RIVER DA RITROVARE – Cercare spunti positivi dalla serata di ieri è come provare a cercare il classico ago nel pagliaio. Ok, il River Plate ha vinto e blindato il primo posto nel gruppo 1, assicurandosi l’ottavo di finale contro l’Independiente Del Valle. E qui le notizie positive si fermano. Per il resto si è vista una squadra parecchio impaurita, pasticciona, forse con il freno a mano tirato (domenica c’è il Superclasíco), ma sicuramente da storcere il naso, perché prendere tre gol in casa dai Trujillanos – costretti a giocare un’ora in dieci – non è una cosa che può passare inosservata. La partita comunque i Millonarios la incanalano subito sui binari giusti, trascinati nella prima mezz’ora da un D’Alessandro in stato di grazia, bravo su punizione a sbloccare la contesa per poi raddoppiarla dal dischetto. Col passare dei minuti la Banda molla la presa per poi riprenderla ad inizio secondo tempo (in mezzo il momentaneo 2-1, molto bello, di Cova), quando Mayada ed Alario sfruttano due amnesie clamorose della difesa ospite per colpire nuovamente. Da qui in poi la gara cambia; il River esce mentalmente dal campo e regala alcune occasioni ghiotte ai Trujillanos, trascinati dal gioiello di casa, Gonzalez, bravo a pescare il gol e poi a procurarsi il rigore trasformato da Cabezas. Tra le dolenti note c’è anche l’infortunio di Maidana, che oggi verrà valutato in clinica. Insomma, non una serata indimenticabile, che Gallardo analizza così: “Dovevamo vincere e si è vinto. Vero è che il gioco ha latitato, ma siamo in un periodo particolare della stagione. Abbiamo tanti impegni, dobbiamo dosare le forze“.

  • Francesco Madeo

    La serietà non paga. Per una volta che l’arbitro si decide ad applicare il regolamento, scoppia un putiferio. Spero che non resti un caso isolato: troppi portieri sudamericani (uno su tutti, il clownesco Henao di Once Caldas) hanno costruito le loro fortune in questo modo; se venisse introdotto il tempo effettivo di gioco, molti di loro dovrebbero cambiare mestiere. Anziché spendere miliardi per insulse campagne sul fair play, basterebbe usare il pugno di ferro: al termine di Huracan-Penarol l’arbitro ha dovuto lasciare il campo scortato come un criminale semplicemente per aver fatto il suo dovere, annullando nel finale un gol per parte; nessuna punizione invece per l’indegna gazzarra scatenata dai giocatori di entrambe le squadre e nemmeno per Marcos Diaz, portiere di Huracan che ha insultato pesantemente l’arbitro in diretta tv. Chissà quante generazioni dovranno passare prima di vedere un giocatore ospite battere un angolo senza la protezione degli scudi della polizia…

    Tornando al calcio giocato, la vera Libertadores inizia ora, Sao Paulo ce l’ha fatta per il rotto della cuffia, come i campioni delle ultime due edizioni: potrebbe essere beneaugurante. San Lorenzo grande delusione del torneo, Guede può salvare la panchina solo vincendo il campionato.

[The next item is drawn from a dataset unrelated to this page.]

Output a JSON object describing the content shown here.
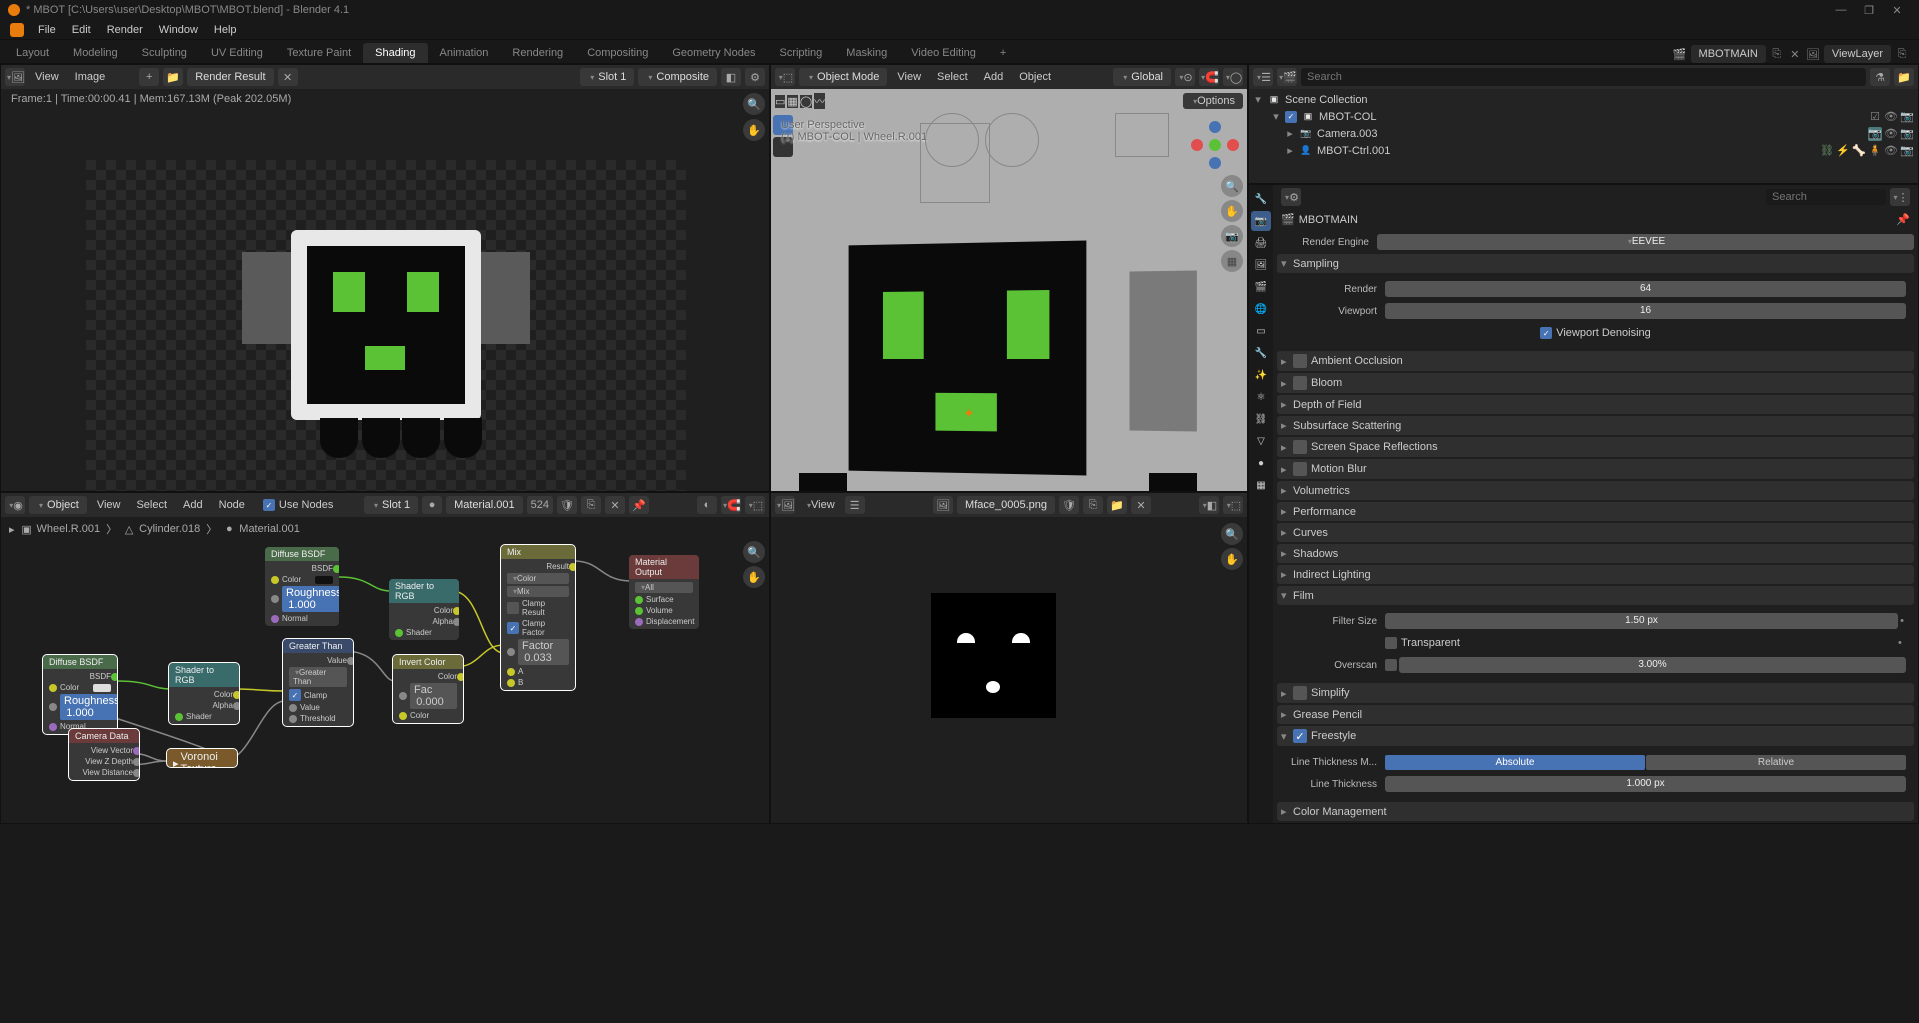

Eliminato a sorpresa Santa Fe, tradito nella gara decisiva dai migliori giocatori della Copa Sudamericana (Mina e Balanta) e penalizzato dal cambio di allenatore: i tifosi ringrazino Omar Perez. Ennesimo fallimento per Colo Colo. Epilogo amaro per Olimpia: qui il cambio di allenatore ha funzionato ma si è rivelato tardivo. Bolivar fuori per colpa del suo portiere, decisivo in negativo nelle gare casalinghe contro Boca e Racing. Situazione surreale in casa The Strongest, che si è presentato alla sfida decisiva con un nuovo tecnico che non aveva diretto neanche un allenamento; sfortunato Marcelo Soria, esonerato dalla nazionale dopo aver condotto la Bolivia ai quarti di Copa America dopo 18 anni, esonerato da The Strongest nonostante la storica vittoria in Brasile.

    Negli ottavi di finale, sulla carta doppio confronto equilibratissimo tra Gremio vs Rosario Central e Racing vs At. Mineiro. Massima incertezza anche per Sao Paulo vs Toluca, anche se le assenze di Denis e soprattutto Calleri (per lui la squalifica potrebbe essere di più giornate) potrebbero incidere. Nelle altre cinque sfide, le squadre con il ritorno in casa partono chiaramente favorite e hanno le potenzialità per ipotecare i quarti già nella gara di andata. Per sperare nel passaggio del turno, Huracan, Nacional, Tachira, Independiente del Valle e Cerro Porteno devono seguire l’esempio delle paraguayane Guarani (2015) e Nacional (2014), cioè vincere la partita in casa mantenendo la porta inviolata.